La conversación durante la comida - que alargada por el vodka pasó a ser también cena - trató de nuestra familia, de lo que íbamos a hacer en Stávropol y de cuánto tiempo pensábamos residir en su casa. Era buena gente y no quisimos engañarlos: reconocimos que teníamos una preciosa hijita llamada María que sólo vendría cuando recibiésemos casa en la altiplanicie.

Panteleimón nos aconsejó que jamás participásemos en el intento de amansar el Volga - río madre de Rusia - pues de lo contrario Dios nos castigaría. Según el cura párroco, la guerra que la Alemania fascista desencadenó contra la Unión Soviética en 1941 fue el castigo impuesto por Dios al pueblo ruso, por haber intentado en 1939 comenzar los preparativos para la construcción de la hidroeléctrica en el Volga.

Cuando los ancianos se acostaron, Inna, bajo la débil luz de un quinqué, escribió una carta a nuestra Máshenka, que pronto cumpliría un año.

Chiquitina nuestra.

Te felicitamos en el día de tu primer cumpleaños. Papá y yo estamos todo el día pensando en ti. Sé buena y no nos olvides. Tu primer paso, tu primer balbuceo, tus primeros pequeños éxitos en la vida son nuestra felicidad...

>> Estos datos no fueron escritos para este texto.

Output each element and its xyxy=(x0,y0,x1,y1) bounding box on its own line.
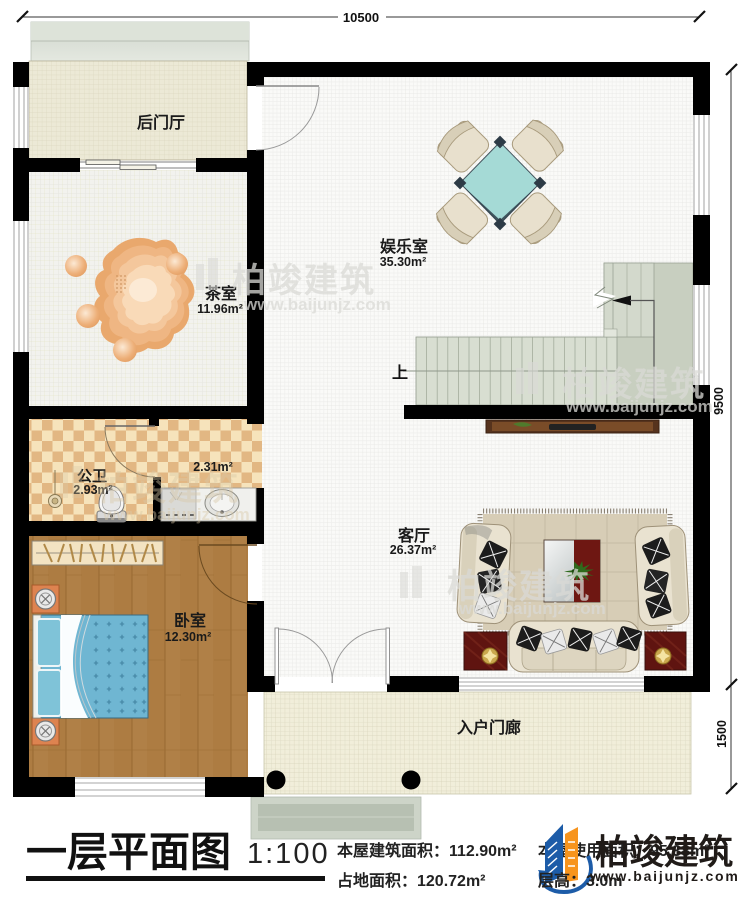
svg-text:12.30m²: 12.30m² xyxy=(165,630,212,644)
svg-text:占地面积：120.72m²: 占地面积：120.72m² xyxy=(337,871,486,890)
svg-text:柏竣建筑: 柏竣建筑 xyxy=(96,469,240,508)
svg-text:柏竣建筑: 柏竣建筑 xyxy=(595,833,733,872)
svg-text:www.baijunjz.com: www.baijunjz.com xyxy=(458,599,606,618)
svg-text:9500: 9500 xyxy=(712,387,726,415)
svg-text:娱乐室: 娱乐室 xyxy=(380,237,428,256)
svg-text:26.37m²: 26.37m² xyxy=(390,543,437,557)
svg-text:后门厅: 后门厅 xyxy=(137,113,185,132)
svg-text:www.baijunjz.com: www.baijunjz.com xyxy=(102,505,250,524)
svg-text:11.96m²: 11.96m² xyxy=(197,302,243,316)
svg-text:卧室: 卧室 xyxy=(174,611,206,630)
svg-text:10500: 10500 xyxy=(343,10,379,25)
svg-text:上: 上 xyxy=(392,364,408,382)
svg-text:一层平面图: 一层平面图 xyxy=(26,829,231,875)
svg-text:本屋建筑面积：112.90m²: 本屋建筑面积：112.90m² xyxy=(337,841,517,860)
svg-text:35.30m²: 35.30m² xyxy=(380,255,427,269)
svg-text:入户门廊: 入户门廊 xyxy=(457,718,521,737)
svg-text:1:100: 1:100 xyxy=(247,838,330,870)
svg-text:www.baijunjz.com: www.baijunjz.com xyxy=(589,868,740,884)
svg-text:1500: 1500 xyxy=(715,720,729,748)
svg-text:www.baijunjz.com: www.baijunjz.com xyxy=(243,295,391,314)
svg-text:www.baijunjz.com: www.baijunjz.com xyxy=(565,397,713,416)
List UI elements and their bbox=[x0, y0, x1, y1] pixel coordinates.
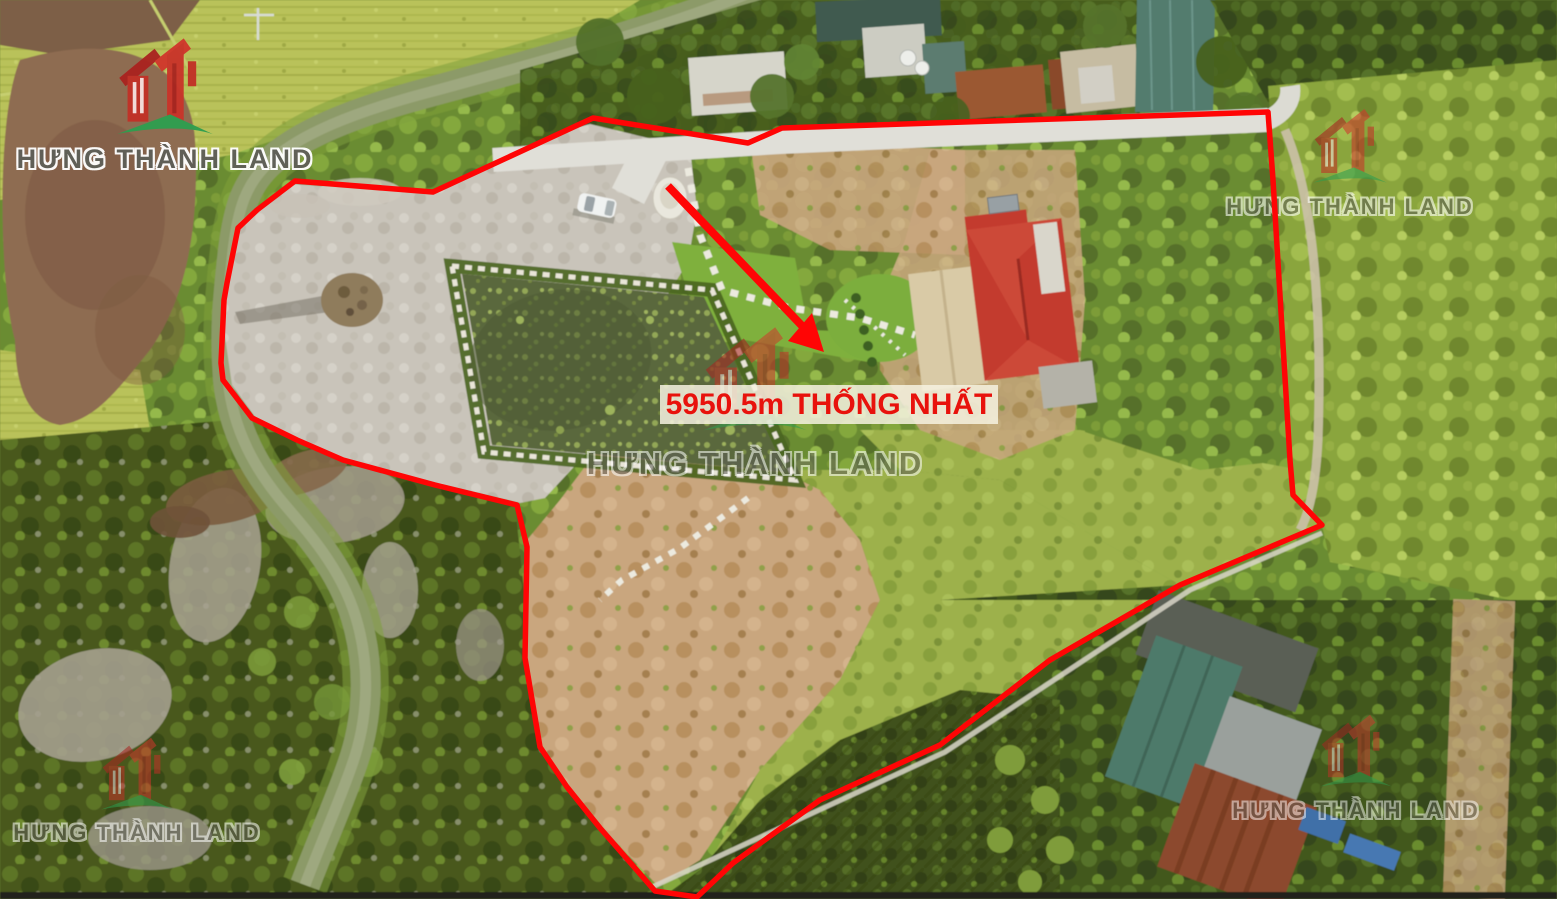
orchard bbox=[1085, 122, 1290, 470]
rubble bbox=[318, 178, 402, 206]
area-label-text: 5950.5m THỐNG NHẤT bbox=[666, 388, 993, 422]
aerial-scene bbox=[0, 0, 1557, 899]
rubble bbox=[270, 194, 330, 218]
aerial-photo: HƯNG THÀNH LAND HƯNG THÀNH LAND HƯNG THÀ… bbox=[0, 0, 1557, 899]
area-label-band: 5950.5m THỐNG NHẤT bbox=[660, 385, 998, 424]
brown-field bbox=[3, 49, 196, 425]
dirt-lane bbox=[1443, 599, 1515, 899]
bottom-strip bbox=[0, 892, 1557, 899]
water-tank bbox=[653, 177, 687, 219]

A media noche un susurro de incomprensible procedencia nos obligó a encender la luz. Las paredes del cuarto estaban cubiertas de cucarachas. Inna, aterrorizada, pegó un salto y cambió de puesto en la cama: ahora sería yo el que durmiese pegado a la pared. No pegamos ojo toda la noche. Cuando por la mañana contamos a los dueños de la isba lo ocurrido, Evdokía nos dijo que no tocásemos a las cucarachas, pues eran seres vivos divinos.

El coronel Avraami Voronkov

Después de desayunar fuimos al mercado en el que, a precios prohibitivos, los koljosianos vendían a los constructores de la hidroeléctrica productos de fabricación casera y prendas de abrigo de piel de borrego, entonces muy de moda.

Entre las filas de los vendedores resaltaba la simpática figura de un tipo rechoncho - vestido con pantalones militares, botas de montar a caballo y una pelliza con hombreras encarnadas de coronel - que les preguntaba los precios de los productos que vendían y, al oírlos, soltaba ráfagas de frases abochornantes, dirigidas a los vendedores más descarados.

El coronel era Avraami Grigóryevich Voronkov, jefe del Departamento Político de la organización "Guidrostroy", fervoroso y genuino tribuno de masas, comisario que participó durante la guerra civil rusa en la derrota del Ejército Blanco del general Vránguel en el istmo de Perekop, que une la península de Crimea con el continente. Voronkov había visto y oído al propio Lenin cuando éste presentó a los representantes de los Sóviets nacionales el Plan de electrificación de la joven Rusia.

Hombreras blancas y encarnadas

Es de esperar que al lector ya le ha hayan surgido dos preguntas lógicas:

¿Por qué había en una de las Construcciones gigantes del Comunismo de aquella época staliniana tantos ingenieros con hombreras blancas? y ¿qué hacían en aquella Construcción los soldados y oficiales con hombreras encarnadas?

Los primeros, es decir, los ingenieros con hombreras blancas, eran experimentados especialistas que antes de venir a Stávropol a construir la hidroeléctrica trabajaban en las diversas esferas de la economía nacional. Se les movilizaba a estos especialistas a las filas del Cuerpo de ingenieros del ejército, conservando los grados que ellos tenían como oficiales de la reserva. Sólo las hombreras blancas permitían duplicar sus ingresos, agregando a sus míseros sueldos de ingenieros civiles la paga por sus grados militares.

Los militares con hombreras encarnadas, eran los soldados y oficiales de las fuerzas de la NKVD que custodiaban a los presos - comunes y políticos - que participaban en las diversas labores de la Construcción. El Ministerio del Interior estaba encargado por el Gobierno de realizar las principales "Obras del Comunismo" que entonces se ejecutaban en la URSS.

Sólo ahora, transcurridas muchas décadas, lo veo con claridad. Entonces aquello era un cuadro habitual de la vida soviética, que frecuentemente pasaba por el filo entre la libertad y el Gulag.